Mr. Abbas’s tenure has also had repercussions in his own party. Divisions in the Fatah movement have grown over his increasing control of the Palestinian decision-making process and his apparent refusal to accept internal dissent. These differences came to a head in the run-up to elections scheduled to be held in 2021, which Mr. Abbas ultimately canceled after Fatah split into three groups aligned with different leaders: one with the president, one with Mohammad Dahlan and the third with Nasser al-Qudwa and Marwan Barghouti. (Mr. Abbas blamed Israel’s refusal to permit the inclusion of East Jerusalem for the election’s cancellation.) As a lifelong political activist, I myself have been supporting those seeking a change at the top.

Gazans, of course, also have suffered under their leaders. The Hamas government, like Mr. Abbas in the West Bank, has failed to fulfill the aspirations — and even the most basic needs — of Palestinians living in Gaza. While Mr. Abbas oversaw a system deemed by many Palestinians as entrenched corruption in the West Bank, Hamas brought destruction to Gaza. And while few Palestinians are openly criticizing Hamas during the war, as casualties mount and an unprecedented humanitarian catastrophe continues to unfold, Palestinian criticism of Hamas will almost certainly grow louder when the war ends, and specifically within Gaza.

The Palestinian people will not accept being led by any party after the war that does not emerge from Palestinian elections, or perhaps in the first stage, a unity government that includes those opposed to Mr. Abbas within the Fatah movement, nonpartisan national figures and any nonmilitarized Islamist political party that might emerge, replacing Hamas in its current form.

But first, Mr. Abbas must go. There are an easy way and a hard way for that to happen. The easy way would be for Mr. Abbas and his opposition in Fatah to reach a friendly understanding, in which he peacefully hands power over to a new administration that assumes responsibility for Gaza and the West Bank. He could in return be granted lifetime immunity from prosecution, along with his family and his direct aides.

If Mr. Abbas rejects that notion, a more complicated, but not impossible, arrangement could be made. A new political body could be formed in Gaza in which all Palestinian political forces participate, charged with appointing temporary leaders and a government to lead the way in the reconstruction of Gaza and its political reunification with the West Bank. For this to work, the Arab countries, the international community, the donor countries and Israel would have to recognize this governing body.

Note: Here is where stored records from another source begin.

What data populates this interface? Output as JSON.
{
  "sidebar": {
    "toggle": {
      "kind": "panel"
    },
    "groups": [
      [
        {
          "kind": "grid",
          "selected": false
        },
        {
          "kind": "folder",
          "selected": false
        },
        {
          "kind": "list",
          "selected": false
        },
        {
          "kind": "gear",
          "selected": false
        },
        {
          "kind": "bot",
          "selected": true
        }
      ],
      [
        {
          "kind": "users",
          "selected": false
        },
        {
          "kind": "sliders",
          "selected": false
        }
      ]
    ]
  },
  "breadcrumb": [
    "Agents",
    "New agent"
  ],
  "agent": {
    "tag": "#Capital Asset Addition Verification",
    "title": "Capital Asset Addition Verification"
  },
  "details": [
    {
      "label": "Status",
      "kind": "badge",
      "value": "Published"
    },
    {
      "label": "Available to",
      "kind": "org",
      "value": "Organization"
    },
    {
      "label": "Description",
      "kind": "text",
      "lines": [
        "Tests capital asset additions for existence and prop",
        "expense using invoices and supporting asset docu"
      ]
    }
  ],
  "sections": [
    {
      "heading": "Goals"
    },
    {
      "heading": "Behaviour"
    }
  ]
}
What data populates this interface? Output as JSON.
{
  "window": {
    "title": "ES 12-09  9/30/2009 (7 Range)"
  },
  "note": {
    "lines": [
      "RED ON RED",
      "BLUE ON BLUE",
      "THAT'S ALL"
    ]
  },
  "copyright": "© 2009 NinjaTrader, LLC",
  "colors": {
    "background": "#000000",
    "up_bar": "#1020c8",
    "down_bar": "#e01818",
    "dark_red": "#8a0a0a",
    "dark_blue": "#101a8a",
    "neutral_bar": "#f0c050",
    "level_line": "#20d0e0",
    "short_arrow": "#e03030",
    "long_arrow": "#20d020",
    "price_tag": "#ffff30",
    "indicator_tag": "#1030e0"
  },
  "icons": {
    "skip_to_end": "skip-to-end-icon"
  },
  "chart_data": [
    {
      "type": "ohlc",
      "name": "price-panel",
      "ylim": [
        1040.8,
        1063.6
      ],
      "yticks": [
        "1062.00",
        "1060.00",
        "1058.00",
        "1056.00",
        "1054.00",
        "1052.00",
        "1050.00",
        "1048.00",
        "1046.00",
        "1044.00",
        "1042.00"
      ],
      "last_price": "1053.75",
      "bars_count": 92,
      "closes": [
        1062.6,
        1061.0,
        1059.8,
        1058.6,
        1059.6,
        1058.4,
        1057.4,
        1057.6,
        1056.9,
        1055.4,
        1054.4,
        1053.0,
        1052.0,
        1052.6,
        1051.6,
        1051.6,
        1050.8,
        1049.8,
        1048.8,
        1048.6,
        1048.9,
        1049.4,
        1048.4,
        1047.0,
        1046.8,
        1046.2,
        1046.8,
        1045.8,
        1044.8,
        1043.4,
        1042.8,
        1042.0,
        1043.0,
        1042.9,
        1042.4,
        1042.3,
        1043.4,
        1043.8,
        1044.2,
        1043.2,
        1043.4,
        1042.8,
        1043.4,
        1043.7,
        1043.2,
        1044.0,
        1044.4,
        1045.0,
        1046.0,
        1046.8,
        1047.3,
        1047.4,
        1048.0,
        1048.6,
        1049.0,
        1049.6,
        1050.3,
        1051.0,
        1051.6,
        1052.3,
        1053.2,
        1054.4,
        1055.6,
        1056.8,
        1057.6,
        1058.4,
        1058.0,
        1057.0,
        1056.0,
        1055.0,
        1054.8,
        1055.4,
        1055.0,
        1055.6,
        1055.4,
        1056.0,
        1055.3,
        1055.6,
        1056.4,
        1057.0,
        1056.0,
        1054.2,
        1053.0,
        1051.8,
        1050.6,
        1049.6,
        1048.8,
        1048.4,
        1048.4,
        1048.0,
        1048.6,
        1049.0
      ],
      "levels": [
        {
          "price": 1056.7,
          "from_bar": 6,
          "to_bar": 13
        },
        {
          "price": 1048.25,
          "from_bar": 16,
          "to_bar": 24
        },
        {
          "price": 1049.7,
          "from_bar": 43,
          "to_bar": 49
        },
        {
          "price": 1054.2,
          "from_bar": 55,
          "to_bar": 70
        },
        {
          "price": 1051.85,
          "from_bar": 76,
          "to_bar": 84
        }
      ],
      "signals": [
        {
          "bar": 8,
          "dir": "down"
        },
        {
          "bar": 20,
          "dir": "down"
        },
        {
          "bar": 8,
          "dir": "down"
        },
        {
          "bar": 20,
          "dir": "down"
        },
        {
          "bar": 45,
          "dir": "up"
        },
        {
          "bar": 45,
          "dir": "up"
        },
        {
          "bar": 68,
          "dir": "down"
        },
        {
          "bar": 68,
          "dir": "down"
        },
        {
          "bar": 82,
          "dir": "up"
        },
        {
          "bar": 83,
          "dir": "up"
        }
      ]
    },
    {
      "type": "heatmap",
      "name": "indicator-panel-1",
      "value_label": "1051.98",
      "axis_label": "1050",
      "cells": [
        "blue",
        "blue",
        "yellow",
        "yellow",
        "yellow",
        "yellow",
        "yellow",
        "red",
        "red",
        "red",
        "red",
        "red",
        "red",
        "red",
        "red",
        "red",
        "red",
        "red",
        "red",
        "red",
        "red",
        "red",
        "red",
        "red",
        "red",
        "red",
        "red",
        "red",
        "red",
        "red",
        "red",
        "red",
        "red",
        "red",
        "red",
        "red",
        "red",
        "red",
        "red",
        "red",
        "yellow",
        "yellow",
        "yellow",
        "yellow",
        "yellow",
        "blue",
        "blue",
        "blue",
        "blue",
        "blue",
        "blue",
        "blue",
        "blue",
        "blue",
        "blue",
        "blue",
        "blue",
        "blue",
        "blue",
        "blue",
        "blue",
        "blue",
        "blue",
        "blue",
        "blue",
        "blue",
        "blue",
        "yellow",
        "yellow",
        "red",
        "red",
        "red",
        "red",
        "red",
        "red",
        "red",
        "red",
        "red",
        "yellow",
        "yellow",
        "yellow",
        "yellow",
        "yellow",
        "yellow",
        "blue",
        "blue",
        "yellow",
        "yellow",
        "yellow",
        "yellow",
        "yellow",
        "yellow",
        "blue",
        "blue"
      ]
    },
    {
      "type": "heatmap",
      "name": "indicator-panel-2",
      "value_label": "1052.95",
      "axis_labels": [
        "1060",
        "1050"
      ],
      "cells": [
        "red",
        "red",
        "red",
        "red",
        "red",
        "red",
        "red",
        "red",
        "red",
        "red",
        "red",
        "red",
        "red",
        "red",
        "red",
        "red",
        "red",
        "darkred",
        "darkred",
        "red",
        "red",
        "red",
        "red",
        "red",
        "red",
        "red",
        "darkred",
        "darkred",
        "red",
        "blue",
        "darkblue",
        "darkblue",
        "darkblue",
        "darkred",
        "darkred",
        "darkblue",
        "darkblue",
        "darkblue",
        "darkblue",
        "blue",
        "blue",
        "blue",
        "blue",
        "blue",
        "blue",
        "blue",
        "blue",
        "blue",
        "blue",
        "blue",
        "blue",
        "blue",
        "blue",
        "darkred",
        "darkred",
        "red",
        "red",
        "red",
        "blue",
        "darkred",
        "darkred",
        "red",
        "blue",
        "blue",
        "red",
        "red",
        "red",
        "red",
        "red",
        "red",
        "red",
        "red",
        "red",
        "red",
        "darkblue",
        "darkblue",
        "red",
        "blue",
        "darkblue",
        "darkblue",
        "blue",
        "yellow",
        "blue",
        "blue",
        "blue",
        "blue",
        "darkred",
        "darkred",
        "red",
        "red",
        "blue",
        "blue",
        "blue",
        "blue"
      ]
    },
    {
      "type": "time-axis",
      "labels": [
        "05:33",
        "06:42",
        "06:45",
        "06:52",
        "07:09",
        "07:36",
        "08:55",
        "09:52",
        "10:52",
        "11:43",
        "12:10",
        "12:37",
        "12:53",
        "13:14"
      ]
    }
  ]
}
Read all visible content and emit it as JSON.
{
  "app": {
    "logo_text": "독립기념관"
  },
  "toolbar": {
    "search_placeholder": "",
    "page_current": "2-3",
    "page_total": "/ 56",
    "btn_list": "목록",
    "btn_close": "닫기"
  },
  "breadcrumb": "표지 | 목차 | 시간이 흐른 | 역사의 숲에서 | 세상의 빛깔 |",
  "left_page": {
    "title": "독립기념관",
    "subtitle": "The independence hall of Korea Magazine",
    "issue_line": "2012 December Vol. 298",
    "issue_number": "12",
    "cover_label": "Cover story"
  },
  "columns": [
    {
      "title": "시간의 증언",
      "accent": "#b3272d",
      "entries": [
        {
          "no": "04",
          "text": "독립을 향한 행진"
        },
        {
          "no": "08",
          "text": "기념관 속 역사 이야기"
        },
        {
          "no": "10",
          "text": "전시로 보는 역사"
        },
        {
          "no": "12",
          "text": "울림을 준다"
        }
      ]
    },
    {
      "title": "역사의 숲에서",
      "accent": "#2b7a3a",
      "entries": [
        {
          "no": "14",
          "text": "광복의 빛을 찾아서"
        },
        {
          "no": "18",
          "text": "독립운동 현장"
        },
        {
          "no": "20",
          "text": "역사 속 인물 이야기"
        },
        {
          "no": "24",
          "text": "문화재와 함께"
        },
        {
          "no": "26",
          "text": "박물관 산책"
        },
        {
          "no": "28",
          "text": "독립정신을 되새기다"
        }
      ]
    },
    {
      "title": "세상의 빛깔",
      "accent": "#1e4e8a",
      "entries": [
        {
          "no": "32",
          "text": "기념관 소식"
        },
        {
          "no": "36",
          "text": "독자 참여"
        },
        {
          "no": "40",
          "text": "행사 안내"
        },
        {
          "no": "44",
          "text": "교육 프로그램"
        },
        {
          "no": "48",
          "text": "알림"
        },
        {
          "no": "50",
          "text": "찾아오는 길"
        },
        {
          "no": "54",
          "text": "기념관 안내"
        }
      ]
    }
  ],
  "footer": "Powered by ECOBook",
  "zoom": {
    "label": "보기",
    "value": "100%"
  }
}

Either scenario must lead to general national elections that should be held within two years — or as soon as life becomes more normal in Gaza. The elected government must adopt a strategy that presents construction as an alternative to corruption in the West Bank and destruction in Gaza. It must establish the foundations of democracy, transparency, accountability and a system of separation of the executive, legislative and judicial authorities. It must bring together all Palestinians, allow them to engage in political life, respect their rights, safeguard their freedoms, begin social and economic development and, most important, find a way to join hands with Israel in bringing down the curtain on one of the most complex and controversial conflicts of the modern era.

Such a change in the Palestinian political order would, naturally, have to be paralleled by changes in the Israeli leadership. Prime Minister Benjamin Netanyahu is seen by many Israelis as responsible for failing to safeguard Israelis against the atrocities of Oct. 7; it seems highly unlikely he will be able to continue leading Israel at the end of the war. Changes in both Palestinian and Israeli leadership would open the door for renewed negotiations that might bring this long and bitter conflict to an end.

President Abbas must leave the political scene and be allowed to live his remaining days in dignity. Palestinians deserve a more representative, accountable and younger leadership, through free elections. We deserve a new leader.

Samer Sinijlawi is a political activist and a Palestinian political commentator from East Jerusalem. He is chairman of the Jerusalem Development Fund.